‘Fess up: at some point, you may have skimmed that novel you were supposed to read for your literature class or in high school, but you probably decided to do a Netflix marathon instead. Thanksgiving break is a good time to catch up on those classics that may understand your problems a lot more than people ever will.
If you think you’re the only sane/smart/competent person in the world, read “Catch 22” by Joseph Heller.
Yossarian understands your pain. All he wants to do is go home, but Catch 22 keeps him trapped in his bombardier job during World War II. Not only that, everyone around him— from his genius roommate to his superior, Major Major Major— is crazy. The nonlinear structure of the book may have you flipping back through the pages to remember details, but the dry satirical humor will keep you hooked on the nonsense of Catch 22.
If you thought your life was messed up, read anything by Toni Morrison.
At least three of Morrison’s books–”The Bluest Eye”, “Beloved” and “Song of Solomon”–have been frequently challenged because of their sexually explicit nature and offensive language. Strange events tend to happen, surrounded by a mystery such as why a woman suddenly appeared with no leg, or why a little girl desperately wants to have blue eyes. If you want a quicker and much more interesting read than your biology homework, pick up one of Morrison’s works.
If you think you’re surrounded by fake people and frenemies, read “Lord of the Flies” by William Goldring.
There’s something about a group of boys forming a society and turning against each other that makes you re-think your relationships with other people.
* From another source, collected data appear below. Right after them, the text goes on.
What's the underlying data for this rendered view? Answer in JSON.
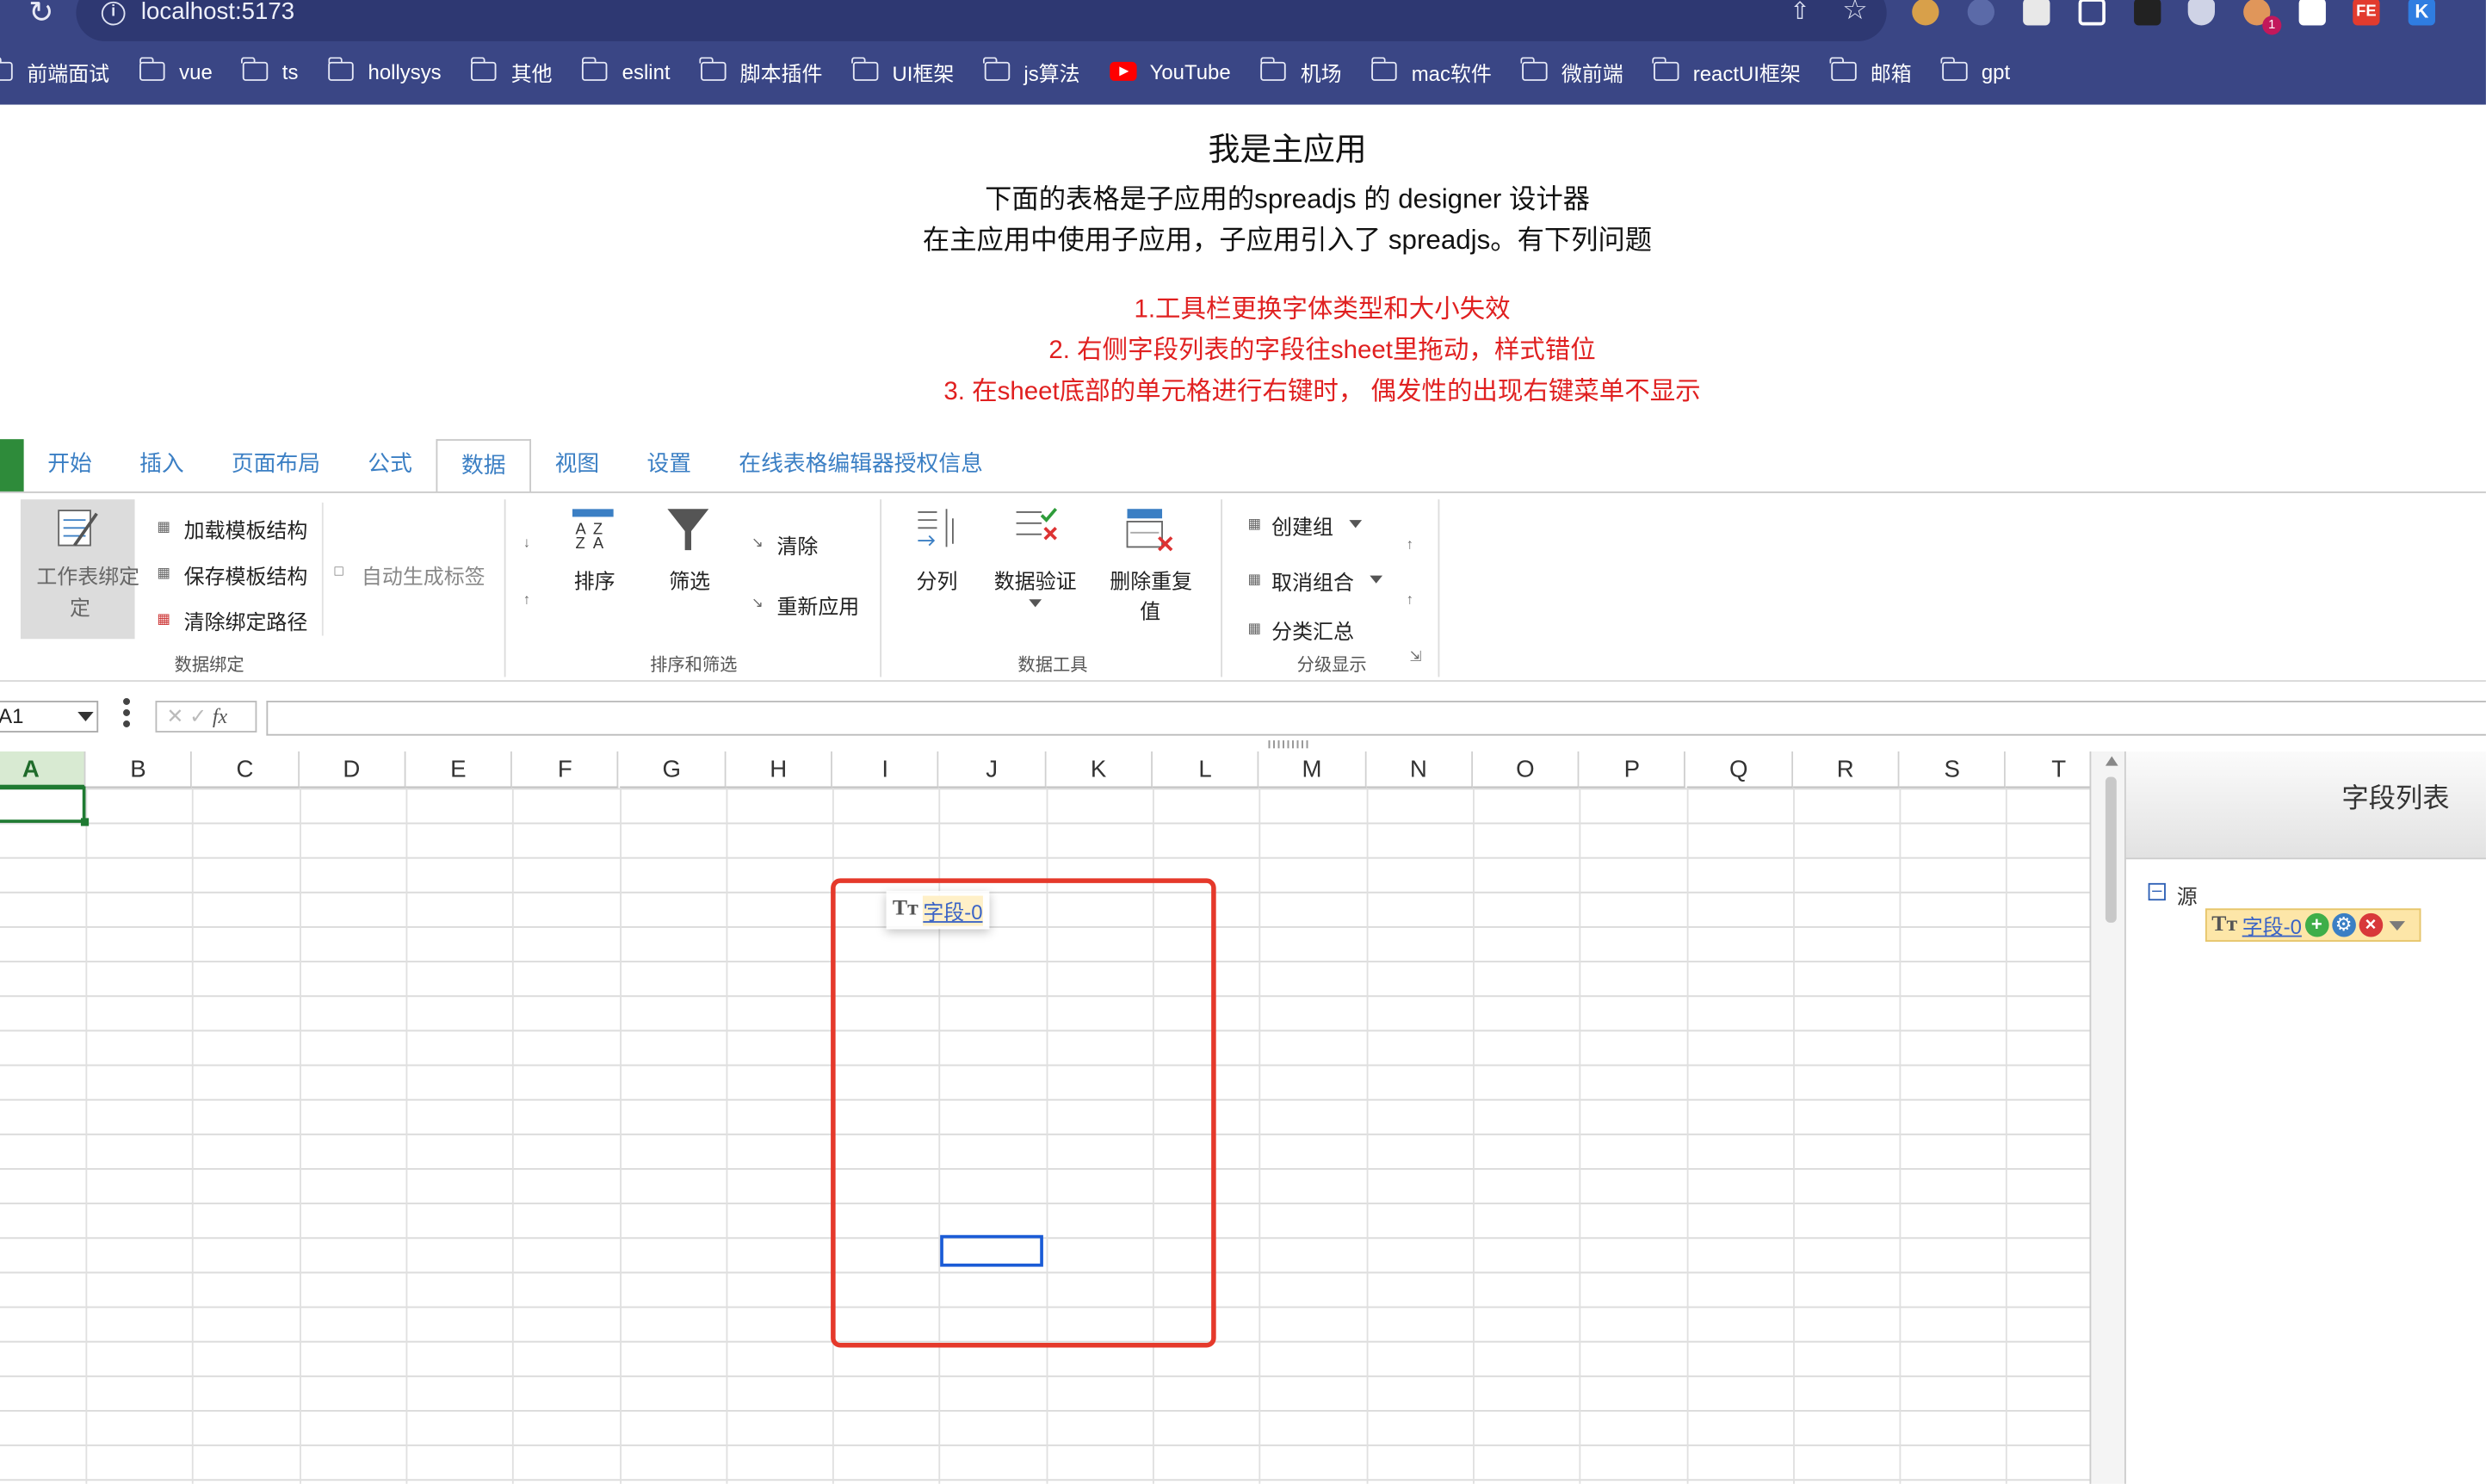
{
  "browser": {
    "url": "localhost:5173",
    "bookmarks": [
      "前端面试",
      "vue",
      "ts",
      "hollysys",
      "其他",
      "eslint",
      "脚本插件",
      "UI框架",
      "js算法",
      "YouTube",
      "机场",
      "mac软件",
      "微前端",
      "reactUI框架",
      "邮箱",
      "gpt"
    ],
    "ext_badge": "1",
    "ext_fe": "FE",
    "ext_k": "K"
  },
  "page": {
    "title": "我是主应用",
    "subtitle1": "下面的表格是子应用的spreadjs 的 designer 设计器",
    "subtitle2": "在主应用中使用子应用，子应用引入了 spreadjs。有下列问题",
    "issues": [
      "1.工具栏更换字体类型和大小失效",
      "2. 右侧字段列表的字段往sheet里拖动，样式错位",
      "3. 在sheet底部的单元格进行右键时， 偶发性的出现右键菜单不显示"
    ]
  },
  "ribbon": {
    "tabs": [
      "开始",
      "插入",
      "页面布局",
      "公式",
      "数据",
      "视图",
      "设置",
      "在线表格编辑器授权信息"
    ],
    "active_tab": "数据",
    "binding": {
      "worksheet_bind": "工作表绑定",
      "load": "加载模板结构",
      "save": "保存模板结构",
      "clear": "清除绑定路径",
      "auto_label": "自动生成标签",
      "group_label": "数据绑定"
    },
    "sortfilter": {
      "sort": "排序",
      "filter": "筛选",
      "clear": "清除",
      "reapply": "重新应用",
      "group_label": "排序和筛选"
    },
    "tools": {
      "split": "分列",
      "validate": "数据验证",
      "dedupe1": "删除重复",
      "dedupe2": "值",
      "group_label": "数据工具"
    },
    "outline": {
      "create_group": "创建组",
      "ungroup": "取消组合",
      "subtotal": "分类汇总",
      "group_label": "分级显示"
    }
  },
  "formula_bar": {
    "name_box": "A1",
    "fx": "fx"
  },
  "grid": {
    "columns": [
      "A",
      "B",
      "C",
      "D",
      "E",
      "F",
      "G",
      "H",
      "I",
      "J",
      "K",
      "L",
      "M",
      "N",
      "O",
      "P",
      "Q",
      "R",
      "S",
      "T"
    ],
    "selected_col": "A",
    "drag_field": "字段-0"
  },
  "field_panel": {
    "title": "字段列表",
    "source": "源",
    "field": "字段-0"
  }
}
It also marks the end of innocence in the boys, which they realize at the end of the novel. Ask yourself, if your thirteen-year-old self was trapped on an island with other people from your middle school, what would happen?
If you take yourself a little too seriously, read “Charlie and the Chocolate Factory” by Roald Dahl.
Nothing is more fun than imaginative candy and smart-aleck comments from a candy-maker. Enough said.
If you think things couldn’t get any worse, read “The Master and Margarita” by Mikhail Bulgakov.
One day, Satan arrives in Russia with a motley crew ready to literally raise hell. People vanish from their apartments and end up thousands of miles away; a talking cat swigs vodka; a magic show results in an epic peep show. It’s chaos. In the middle of all this, a love story between a scorned author and his devoted mistress blooms, dies and revives. There’s a lot going on but in the end you’ll be glad you weren’t in Russia the day the devil decided to show up.
These are only a few of those classic books that we all were supposed to read, didn’t read, read enough to get the main idea and pass the quiz/test or used Sparknotes for. But dusting off your old copy of “Pride and Prejudice” may do you a lot more good than you thought it would, and it may actually feel relevant to your life.